Básicamente el rol de la Constitución es explicitar reglas del juego, el papel del Estado y que tenga objetivos plenamente alcanzables con lo que un Estado, relativamente circunscrito, puede lograr. Puede lograr, por ejemplo, que la justicia sea justa, que el comercio se desarrolle, que la gente no se sienta abandonada. Hay que evitar una Constitución a la brasileña, que frustró a la gente porque no se cumple. El Estado de bienestar hay que construirlo y en América Latina no saben cómo y no tienen los recursos.

¿Cómo garantizar algunos derechos si no se explicitan en la Constitución?

-La solución fácil, pero tramposa, es poner toda esa carga sobre los hombros de un Estado que no tendrá la capacidad de cumplir, por más que aumenten los impuestos. Además, no es lo realmente deseable. Lo ideal es que lo haga el mercado y lo haga a un buen precio.

Ni siquiera en Europa los estados garantizan el agua, los servicios básicos... El que paga los altos sueldos y da largas vacaciones es el sector privado.

Pero sí garantiza salud y educación de calidad, por ejemplo...

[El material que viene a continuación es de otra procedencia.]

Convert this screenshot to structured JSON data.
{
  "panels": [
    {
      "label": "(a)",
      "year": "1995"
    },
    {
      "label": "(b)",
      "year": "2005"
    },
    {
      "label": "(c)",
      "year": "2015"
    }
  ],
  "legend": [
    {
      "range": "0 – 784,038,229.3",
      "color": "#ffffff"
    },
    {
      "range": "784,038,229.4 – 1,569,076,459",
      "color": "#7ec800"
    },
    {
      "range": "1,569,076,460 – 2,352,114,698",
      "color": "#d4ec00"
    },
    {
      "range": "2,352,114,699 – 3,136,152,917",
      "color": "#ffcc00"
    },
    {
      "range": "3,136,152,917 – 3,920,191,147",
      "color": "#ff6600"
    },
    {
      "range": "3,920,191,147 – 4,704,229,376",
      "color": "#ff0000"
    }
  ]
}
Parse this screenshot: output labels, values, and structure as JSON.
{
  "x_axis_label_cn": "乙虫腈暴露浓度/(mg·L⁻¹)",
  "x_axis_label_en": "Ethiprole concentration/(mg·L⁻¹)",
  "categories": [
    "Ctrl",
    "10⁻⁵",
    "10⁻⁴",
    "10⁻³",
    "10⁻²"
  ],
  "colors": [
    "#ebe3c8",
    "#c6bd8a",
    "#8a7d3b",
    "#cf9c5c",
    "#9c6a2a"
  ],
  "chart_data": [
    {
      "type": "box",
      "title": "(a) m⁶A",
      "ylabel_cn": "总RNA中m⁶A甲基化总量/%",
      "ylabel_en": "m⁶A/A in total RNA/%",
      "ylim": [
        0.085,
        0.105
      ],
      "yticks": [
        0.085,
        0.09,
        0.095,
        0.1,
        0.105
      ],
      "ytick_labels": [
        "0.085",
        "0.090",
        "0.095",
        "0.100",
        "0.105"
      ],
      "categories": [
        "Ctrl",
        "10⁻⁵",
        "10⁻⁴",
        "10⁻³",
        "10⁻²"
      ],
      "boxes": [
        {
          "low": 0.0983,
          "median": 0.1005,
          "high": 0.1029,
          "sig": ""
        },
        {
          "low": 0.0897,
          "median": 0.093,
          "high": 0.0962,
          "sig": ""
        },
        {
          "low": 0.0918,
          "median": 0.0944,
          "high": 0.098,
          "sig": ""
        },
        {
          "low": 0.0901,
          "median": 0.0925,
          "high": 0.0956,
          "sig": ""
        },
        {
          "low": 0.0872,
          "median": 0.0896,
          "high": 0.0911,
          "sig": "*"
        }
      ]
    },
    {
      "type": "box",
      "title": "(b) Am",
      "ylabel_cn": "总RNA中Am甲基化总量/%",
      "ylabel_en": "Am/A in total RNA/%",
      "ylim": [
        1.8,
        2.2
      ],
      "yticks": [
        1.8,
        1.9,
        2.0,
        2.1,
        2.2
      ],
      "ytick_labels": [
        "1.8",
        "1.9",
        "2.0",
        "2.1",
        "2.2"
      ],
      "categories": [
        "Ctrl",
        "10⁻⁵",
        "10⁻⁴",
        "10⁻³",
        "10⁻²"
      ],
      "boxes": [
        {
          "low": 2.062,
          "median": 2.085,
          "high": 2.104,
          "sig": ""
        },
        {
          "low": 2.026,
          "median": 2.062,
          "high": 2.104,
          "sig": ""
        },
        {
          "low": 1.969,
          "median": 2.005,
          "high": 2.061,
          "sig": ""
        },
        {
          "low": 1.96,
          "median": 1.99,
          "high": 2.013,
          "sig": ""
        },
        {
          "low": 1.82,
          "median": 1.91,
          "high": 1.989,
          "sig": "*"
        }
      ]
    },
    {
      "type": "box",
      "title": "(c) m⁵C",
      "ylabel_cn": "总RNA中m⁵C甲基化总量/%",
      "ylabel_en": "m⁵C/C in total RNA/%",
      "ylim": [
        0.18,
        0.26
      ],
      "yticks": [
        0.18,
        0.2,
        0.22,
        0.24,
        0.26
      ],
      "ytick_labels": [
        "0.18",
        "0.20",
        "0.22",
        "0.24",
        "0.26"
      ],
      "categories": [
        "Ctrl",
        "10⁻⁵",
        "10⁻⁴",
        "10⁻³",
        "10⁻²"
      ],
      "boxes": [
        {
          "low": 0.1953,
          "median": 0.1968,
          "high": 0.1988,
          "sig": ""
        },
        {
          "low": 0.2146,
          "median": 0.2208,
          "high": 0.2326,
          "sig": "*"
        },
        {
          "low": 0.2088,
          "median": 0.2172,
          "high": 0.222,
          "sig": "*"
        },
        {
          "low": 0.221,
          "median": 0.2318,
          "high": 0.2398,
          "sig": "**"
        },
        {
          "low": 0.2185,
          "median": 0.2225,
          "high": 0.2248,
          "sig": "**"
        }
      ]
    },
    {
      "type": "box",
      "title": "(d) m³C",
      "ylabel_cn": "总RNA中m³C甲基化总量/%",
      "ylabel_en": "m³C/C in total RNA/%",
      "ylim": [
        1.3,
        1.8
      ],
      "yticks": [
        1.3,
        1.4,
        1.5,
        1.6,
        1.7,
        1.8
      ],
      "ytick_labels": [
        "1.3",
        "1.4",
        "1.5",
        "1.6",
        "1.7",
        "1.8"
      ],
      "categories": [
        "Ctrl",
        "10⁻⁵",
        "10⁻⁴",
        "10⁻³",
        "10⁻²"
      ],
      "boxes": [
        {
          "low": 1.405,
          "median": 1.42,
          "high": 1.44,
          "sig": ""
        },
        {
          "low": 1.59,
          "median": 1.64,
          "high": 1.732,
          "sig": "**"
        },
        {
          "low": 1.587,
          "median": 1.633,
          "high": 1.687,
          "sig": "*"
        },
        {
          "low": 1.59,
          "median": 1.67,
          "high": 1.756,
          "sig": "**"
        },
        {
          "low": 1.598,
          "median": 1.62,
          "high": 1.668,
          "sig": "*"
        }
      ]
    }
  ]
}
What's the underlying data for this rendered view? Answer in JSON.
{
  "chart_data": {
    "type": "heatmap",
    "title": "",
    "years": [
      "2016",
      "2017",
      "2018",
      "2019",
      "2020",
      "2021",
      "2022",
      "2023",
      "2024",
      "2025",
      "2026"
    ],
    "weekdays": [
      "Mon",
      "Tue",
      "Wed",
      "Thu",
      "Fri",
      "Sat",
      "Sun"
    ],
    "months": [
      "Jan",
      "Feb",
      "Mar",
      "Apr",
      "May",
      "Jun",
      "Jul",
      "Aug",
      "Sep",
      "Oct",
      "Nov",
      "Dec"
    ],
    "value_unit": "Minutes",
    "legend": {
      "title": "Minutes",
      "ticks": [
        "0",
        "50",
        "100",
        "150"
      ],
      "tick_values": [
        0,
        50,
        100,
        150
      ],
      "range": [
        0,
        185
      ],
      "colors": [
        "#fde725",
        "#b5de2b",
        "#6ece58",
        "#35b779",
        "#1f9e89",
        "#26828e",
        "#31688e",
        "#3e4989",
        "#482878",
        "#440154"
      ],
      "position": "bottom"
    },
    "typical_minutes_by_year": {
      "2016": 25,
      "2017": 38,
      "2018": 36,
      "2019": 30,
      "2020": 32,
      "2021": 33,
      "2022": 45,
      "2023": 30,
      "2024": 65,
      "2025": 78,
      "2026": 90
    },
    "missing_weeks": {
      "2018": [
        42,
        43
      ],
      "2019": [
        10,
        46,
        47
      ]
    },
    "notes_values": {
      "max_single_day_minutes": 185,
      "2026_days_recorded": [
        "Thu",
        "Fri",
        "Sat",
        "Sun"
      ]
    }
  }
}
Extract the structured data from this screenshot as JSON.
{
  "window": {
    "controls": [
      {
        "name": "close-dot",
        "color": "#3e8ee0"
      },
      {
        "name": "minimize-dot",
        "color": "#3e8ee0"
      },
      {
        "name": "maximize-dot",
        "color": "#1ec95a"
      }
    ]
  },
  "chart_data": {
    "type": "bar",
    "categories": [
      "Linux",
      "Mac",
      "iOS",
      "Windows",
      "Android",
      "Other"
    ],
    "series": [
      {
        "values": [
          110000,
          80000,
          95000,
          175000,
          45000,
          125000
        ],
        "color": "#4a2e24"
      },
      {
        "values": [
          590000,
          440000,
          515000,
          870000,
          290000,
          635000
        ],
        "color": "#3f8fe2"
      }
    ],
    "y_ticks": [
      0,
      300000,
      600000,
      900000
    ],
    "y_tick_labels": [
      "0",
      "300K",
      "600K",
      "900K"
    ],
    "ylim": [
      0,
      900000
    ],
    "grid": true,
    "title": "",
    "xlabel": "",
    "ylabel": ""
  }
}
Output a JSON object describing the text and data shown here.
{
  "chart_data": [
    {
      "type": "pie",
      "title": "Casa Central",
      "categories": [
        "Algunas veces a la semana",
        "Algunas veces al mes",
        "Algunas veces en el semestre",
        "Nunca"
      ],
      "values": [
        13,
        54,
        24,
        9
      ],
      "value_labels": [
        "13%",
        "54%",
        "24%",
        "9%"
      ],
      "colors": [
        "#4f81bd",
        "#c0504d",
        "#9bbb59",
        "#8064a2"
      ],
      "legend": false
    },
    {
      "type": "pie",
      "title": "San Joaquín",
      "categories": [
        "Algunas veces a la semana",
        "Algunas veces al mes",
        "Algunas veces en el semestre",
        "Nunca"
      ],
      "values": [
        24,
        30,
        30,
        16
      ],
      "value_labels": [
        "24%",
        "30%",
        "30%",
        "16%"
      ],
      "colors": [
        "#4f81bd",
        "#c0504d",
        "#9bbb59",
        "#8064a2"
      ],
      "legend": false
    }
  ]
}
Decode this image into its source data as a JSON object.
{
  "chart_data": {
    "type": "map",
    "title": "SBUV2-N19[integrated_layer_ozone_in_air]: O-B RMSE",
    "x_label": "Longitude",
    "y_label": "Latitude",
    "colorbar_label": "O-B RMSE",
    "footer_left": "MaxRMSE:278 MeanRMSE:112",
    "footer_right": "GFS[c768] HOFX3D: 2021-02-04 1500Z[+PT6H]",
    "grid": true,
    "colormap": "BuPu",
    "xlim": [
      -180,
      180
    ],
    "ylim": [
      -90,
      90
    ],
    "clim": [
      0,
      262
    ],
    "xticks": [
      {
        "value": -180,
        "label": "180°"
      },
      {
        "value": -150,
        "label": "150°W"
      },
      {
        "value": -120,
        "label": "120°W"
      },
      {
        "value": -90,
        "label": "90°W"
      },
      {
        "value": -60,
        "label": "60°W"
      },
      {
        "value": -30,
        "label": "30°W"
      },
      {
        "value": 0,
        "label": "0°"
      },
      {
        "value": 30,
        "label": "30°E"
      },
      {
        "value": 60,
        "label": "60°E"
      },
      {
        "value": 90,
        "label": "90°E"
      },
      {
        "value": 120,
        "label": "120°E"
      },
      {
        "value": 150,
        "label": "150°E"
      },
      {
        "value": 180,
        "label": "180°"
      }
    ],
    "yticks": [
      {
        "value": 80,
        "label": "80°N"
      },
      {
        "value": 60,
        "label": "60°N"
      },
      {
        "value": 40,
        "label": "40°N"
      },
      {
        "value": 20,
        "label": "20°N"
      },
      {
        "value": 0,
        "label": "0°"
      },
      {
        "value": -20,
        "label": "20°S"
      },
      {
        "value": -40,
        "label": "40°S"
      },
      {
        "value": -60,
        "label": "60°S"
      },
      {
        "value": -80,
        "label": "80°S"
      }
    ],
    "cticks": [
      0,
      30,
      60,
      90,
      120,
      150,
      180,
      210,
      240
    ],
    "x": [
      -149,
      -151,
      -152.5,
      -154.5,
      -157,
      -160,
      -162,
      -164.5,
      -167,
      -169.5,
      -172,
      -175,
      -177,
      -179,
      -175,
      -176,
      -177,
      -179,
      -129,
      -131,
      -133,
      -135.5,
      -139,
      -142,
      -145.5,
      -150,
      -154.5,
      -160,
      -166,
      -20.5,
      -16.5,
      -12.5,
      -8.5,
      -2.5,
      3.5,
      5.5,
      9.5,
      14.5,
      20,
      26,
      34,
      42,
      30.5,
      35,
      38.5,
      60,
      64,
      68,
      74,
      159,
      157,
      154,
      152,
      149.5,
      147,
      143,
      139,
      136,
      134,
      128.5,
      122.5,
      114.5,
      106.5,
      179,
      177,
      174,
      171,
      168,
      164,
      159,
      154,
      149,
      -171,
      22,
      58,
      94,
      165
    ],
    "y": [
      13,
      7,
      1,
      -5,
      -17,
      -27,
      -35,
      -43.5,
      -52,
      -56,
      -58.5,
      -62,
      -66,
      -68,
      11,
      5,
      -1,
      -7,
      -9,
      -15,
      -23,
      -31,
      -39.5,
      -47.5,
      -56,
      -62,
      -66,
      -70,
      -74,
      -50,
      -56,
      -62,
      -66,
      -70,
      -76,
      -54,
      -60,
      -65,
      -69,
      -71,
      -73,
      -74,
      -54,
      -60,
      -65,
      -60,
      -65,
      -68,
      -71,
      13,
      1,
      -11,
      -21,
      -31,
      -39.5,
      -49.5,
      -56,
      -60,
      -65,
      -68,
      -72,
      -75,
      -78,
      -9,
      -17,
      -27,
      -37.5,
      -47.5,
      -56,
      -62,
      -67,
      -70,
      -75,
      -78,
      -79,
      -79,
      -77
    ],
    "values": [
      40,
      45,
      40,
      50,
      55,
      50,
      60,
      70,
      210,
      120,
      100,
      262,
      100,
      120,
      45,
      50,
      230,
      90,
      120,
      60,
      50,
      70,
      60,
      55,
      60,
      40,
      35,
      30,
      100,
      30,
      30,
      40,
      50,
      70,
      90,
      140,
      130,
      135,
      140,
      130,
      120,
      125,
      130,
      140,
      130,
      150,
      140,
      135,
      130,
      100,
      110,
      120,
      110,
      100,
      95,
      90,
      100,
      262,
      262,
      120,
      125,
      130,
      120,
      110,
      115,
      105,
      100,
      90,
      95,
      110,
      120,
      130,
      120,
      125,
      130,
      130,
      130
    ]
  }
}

-¿Pero qué es mejor para Chile? ¿Un monopolio de la salud en manos del Estado como en Cuba? ¿Eso es lo que queremos? Hemos aprendido que todo monopolio estatal tiende hacia la ineficiencia, la falta de responsabilidad, la falta de recursos, etc. ... Además, es importante que la gente tenga la elección de ir a una clínica pública o privada. Que el Estado produzca todo y distribuya todo es comunismo.

Tú puedes tener un Estado que ayuda a los que precisan ayuda, pero la solución no es que para ayudar en materia de vivienda el Estado construya las casas. Aquí en Estados Unidos el gobierno federal subsidia la construcción de viviendas para gente pobre, pero no son ellos los que las construyen. De nuevo, no hay que reinventar la rueda.